年間の投資額や投資先に制限があるほか、その他の投資と損益通算ができないといったデメリットがありますが、NISA口座でのみ取引をするのであればそれほど問題はないでしょう。

年金受給額に関するよくある質問

年金の受給額に関して、よくある質問とその答えをご紹介します。年金の疑問をなくすため、ぜひご確認ください。

年金制度は何種類あるのですか?

年金制度は、下記の3種類に大別できます。

<主な年金制度>

  • 20歳以上60歳未満の方が全員加入する国民年金
  • 会社勤めの方が加入する厚生年金
  • それ以外の私的年金

私的年金は、さらに企業年金と個人単位の年金に分けられます。企業年金には企業型確定拠出年金や確定給付企業年金、個人単位の年金は国民年金基金やiDeCo(個人型確定拠出年金)などです。

年金受給額はどのように確認できますか?

年金受給額は、ねんきん定期便やねんきんネットで確認できます。公的年金シミュレーターを使って試算することも可能ですが、年収は年々変化するため、正確に知りたい場合は加入記録をもとに計算されるねんきん定期便やねんきんネットの数字を確認するといいでしょう。
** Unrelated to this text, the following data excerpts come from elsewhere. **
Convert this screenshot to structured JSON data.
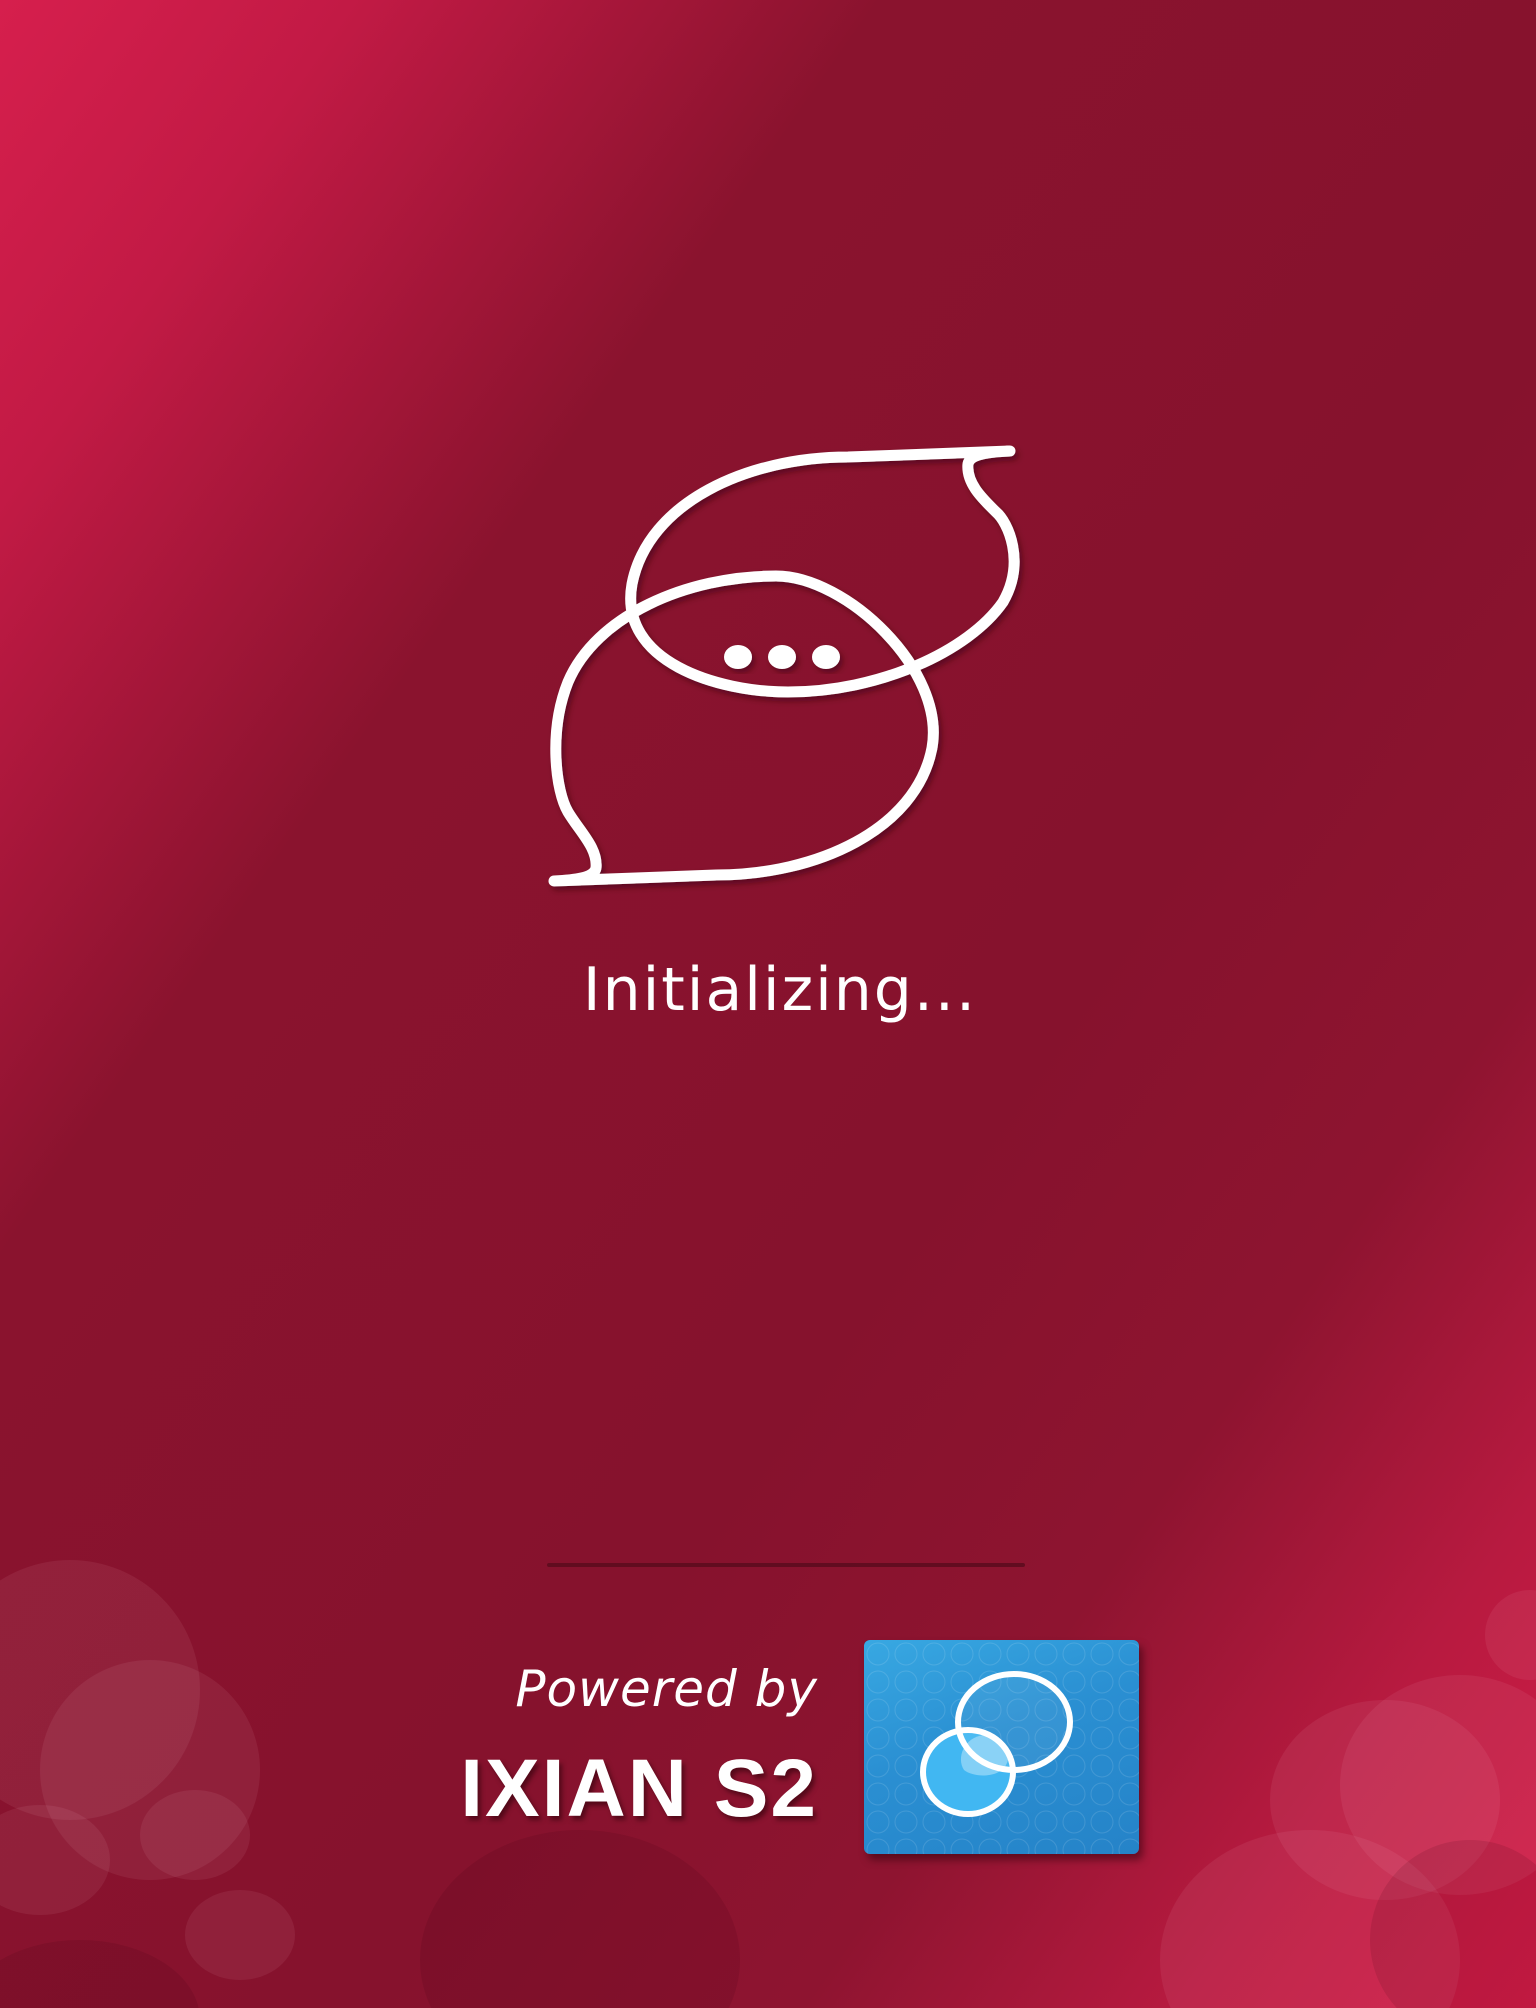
{
  "app": {
    "status_text": "Initializing...",
    "logo_icon": "chat-bubbles-icon"
  },
  "footer": {
    "powered_by_label": "Powered by",
    "brand_name": "IXIAN S2",
    "brand_logo_icon": "ixian-overlapping-circles-icon"
  },
  "colors": {
    "background_primary": "#86122d",
    "background_accent": "#d61f4d",
    "text": "#ffffff",
    "brand_logo_background": "#2a8fd2"
  }
}
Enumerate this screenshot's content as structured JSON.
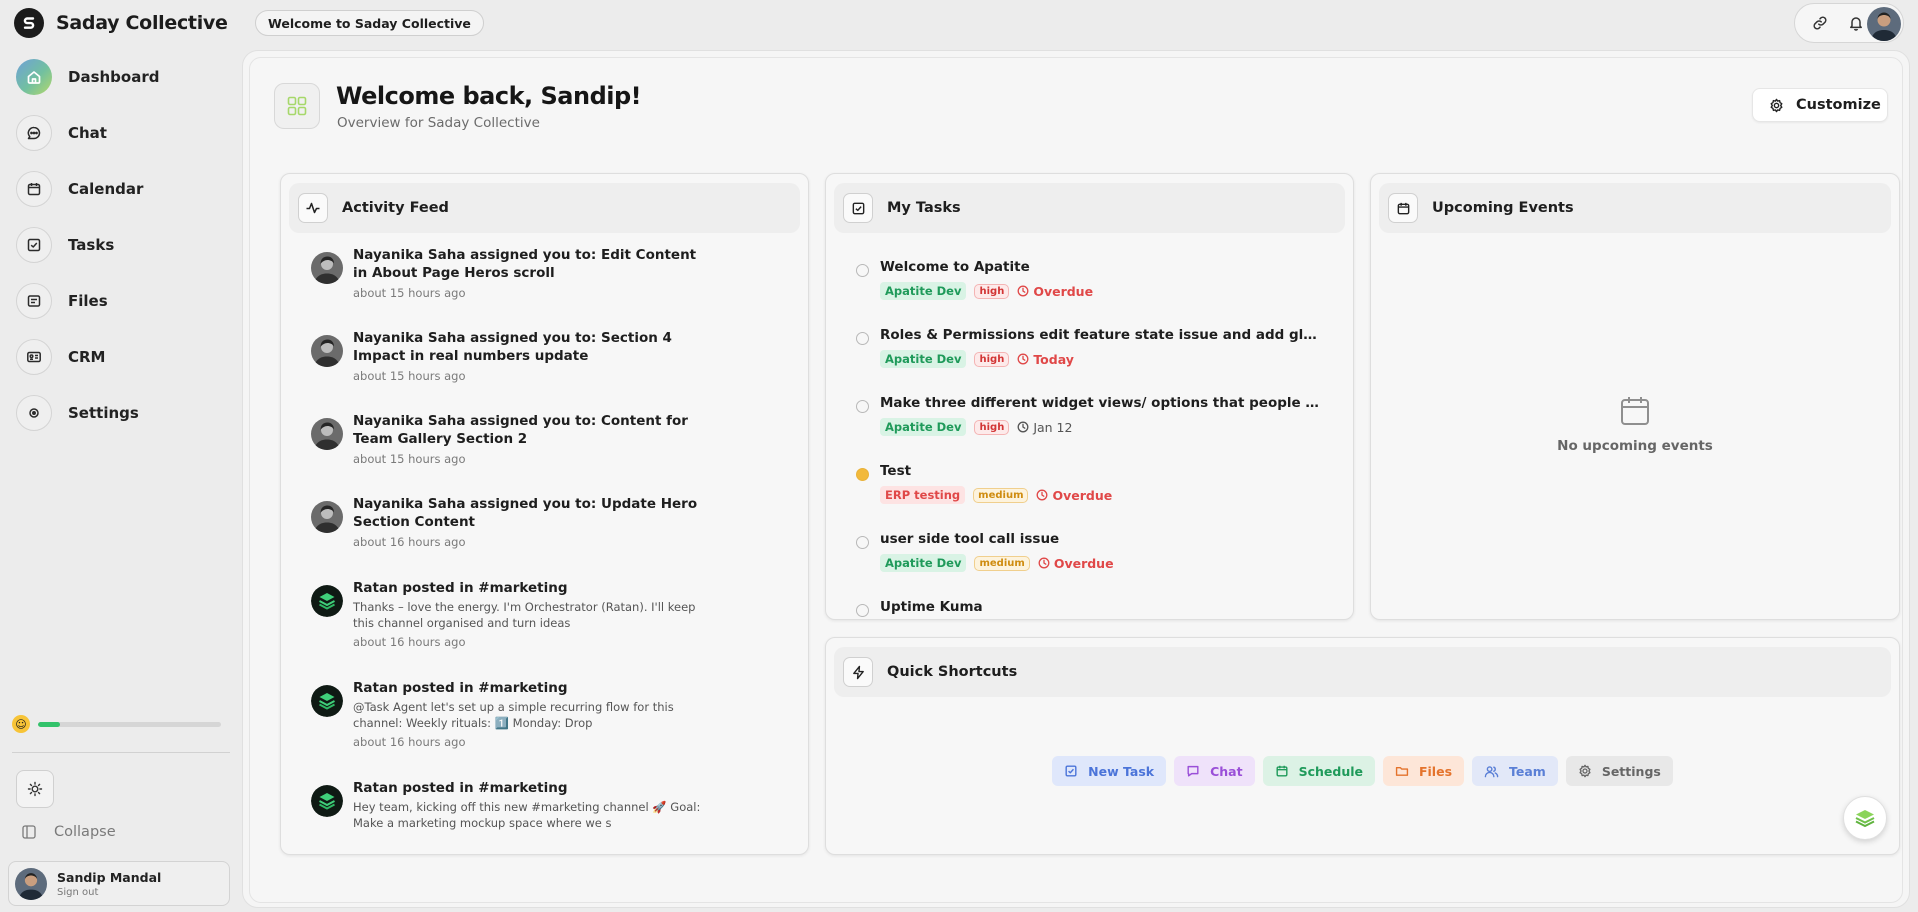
{
  "app": {
    "name": "Saday Collective"
  },
  "breadcrumb": "Welcome to Saday Collective",
  "sidebar": {
    "items": [
      {
        "label": "Dashboard",
        "icon": "home-icon"
      },
      {
        "label": "Chat",
        "icon": "chat-icon"
      },
      {
        "label": "Calendar",
        "icon": "calendar-icon"
      },
      {
        "label": "Tasks",
        "icon": "checkbox-icon"
      },
      {
        "label": "Files",
        "icon": "files-icon"
      },
      {
        "label": "CRM",
        "icon": "id-card-icon"
      },
      {
        "label": "Settings",
        "icon": "settings-icon"
      }
    ],
    "active_index": 0,
    "progress_fraction": 0.12,
    "collapse_label": "Collapse",
    "user": {
      "name": "Sandip Mandal",
      "action": "Sign out"
    }
  },
  "header": {
    "title": "Welcome back, Sandip!",
    "subtitle": "Overview for Saday Collective",
    "customize_label": "Customize"
  },
  "activity": {
    "title": "Activity Feed",
    "items": [
      {
        "title": "Nayanika Saha assigned you to: Edit Content in About Page Heros scroll",
        "message": "",
        "time": "about 15 hours ago",
        "avatar": "person"
      },
      {
        "title": "Nayanika Saha assigned you to: Section 4 Impact in real numbers update",
        "message": "",
        "time": "about 15 hours ago",
        "avatar": "person"
      },
      {
        "title": "Nayanika Saha assigned you to: Content for Team Gallery Section 2",
        "message": "",
        "time": "about 15 hours ago",
        "avatar": "person"
      },
      {
        "title": "Nayanika Saha assigned you to: Update Hero Section Content",
        "message": "",
        "time": "about 16 hours ago",
        "avatar": "person"
      },
      {
        "title": "Ratan posted in #marketing",
        "message": "Thanks – love the energy. I'm Orchestrator (Ratan). I'll keep this channel organised and turn ideas",
        "time": "about 16 hours ago",
        "avatar": "bot"
      },
      {
        "title": "Ratan posted in #marketing",
        "message": "@Task Agent let's set up a simple recurring flow for this channel: Weekly rituals: 1️⃣ Monday: Drop",
        "time": "about 16 hours ago",
        "avatar": "bot"
      },
      {
        "title": "Ratan posted in #marketing",
        "message": "Hey team, kicking off this new #marketing channel 🚀 Goal: Make a marketing mockup space where we s",
        "time": "",
        "avatar": "bot"
      }
    ]
  },
  "tasks": {
    "title": "My Tasks",
    "items": [
      {
        "title": "Welcome to Apatite",
        "project": "Apatite Dev",
        "project_style": "apatite",
        "priority": "high",
        "due": "Overdue",
        "due_style": "red",
        "dot": "empty"
      },
      {
        "title": "Roles & Permissions edit feature state issue and add glass scr...",
        "project": "Apatite Dev",
        "project_style": "apatite",
        "priority": "high",
        "due": "Today",
        "due_style": "red",
        "dot": "empty"
      },
      {
        "title": "Make three different widget views/ options that people can c...",
        "project": "Apatite Dev",
        "project_style": "apatite",
        "priority": "high",
        "due": "Jan 12",
        "due_style": "plain",
        "dot": "empty"
      },
      {
        "title": "Test",
        "project": "ERP testing",
        "project_style": "erp",
        "priority": "medium",
        "due": "Overdue",
        "due_style": "red",
        "dot": "mid"
      },
      {
        "title": "user side tool call issue",
        "project": "Apatite Dev",
        "project_style": "apatite",
        "priority": "medium",
        "due": "Overdue",
        "due_style": "red",
        "dot": "empty"
      },
      {
        "title": "Uptime Kuma",
        "project": "",
        "project_style": "",
        "priority": "",
        "due": "",
        "due_style": "",
        "dot": "empty"
      }
    ]
  },
  "events": {
    "title": "Upcoming Events",
    "empty_text": "No upcoming events"
  },
  "shortcuts": {
    "title": "Quick Shortcuts",
    "items": [
      {
        "label": "New Task",
        "icon": "checkbox-icon",
        "color": "#4b74d9",
        "bg": "#dfe7fb"
      },
      {
        "label": "Chat",
        "icon": "chat-icon",
        "color": "#9a4fd8",
        "bg": "#efe2fa"
      },
      {
        "label": "Schedule",
        "icon": "calendar-icon",
        "color": "#1f9a5a",
        "bg": "#dcf2e5"
      },
      {
        "label": "Files",
        "icon": "folder-icon",
        "color": "#e4732c",
        "bg": "#fde6d8"
      },
      {
        "label": "Team",
        "icon": "users-icon",
        "color": "#5a7fd6",
        "bg": "#e2e8f8"
      },
      {
        "label": "Settings",
        "icon": "settings-icon",
        "color": "#666666",
        "bg": "#e8e8e8"
      }
    ]
  }
}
年金をひと月に25万円もらうためには年収はいくら必要ですか?

年金をひと月に25万円もらうための年収は約1,000万円ですが、給与と賞与のバランスによっても年金額が変わります。
また、入社から定年退職までの平均年収が約1,000万円になる方はまれです。年金をひと月に25万円受給できる方は多くはありません。

ゆとりある老後のために、計画的な資産形成を

ゆとりある老後のためには、計画的な資産形成が必須です。そのためにも、まずは、将来いくらくらいの年金を受け取れるのかを試算してみてください。

受け取れる年金額が現在の生活費や、老後の生活費の予定に満たない場合は、不足分を補えるだけの資産を築いておくことがおすすめです。現役時代から老後資金について考えておきましょう。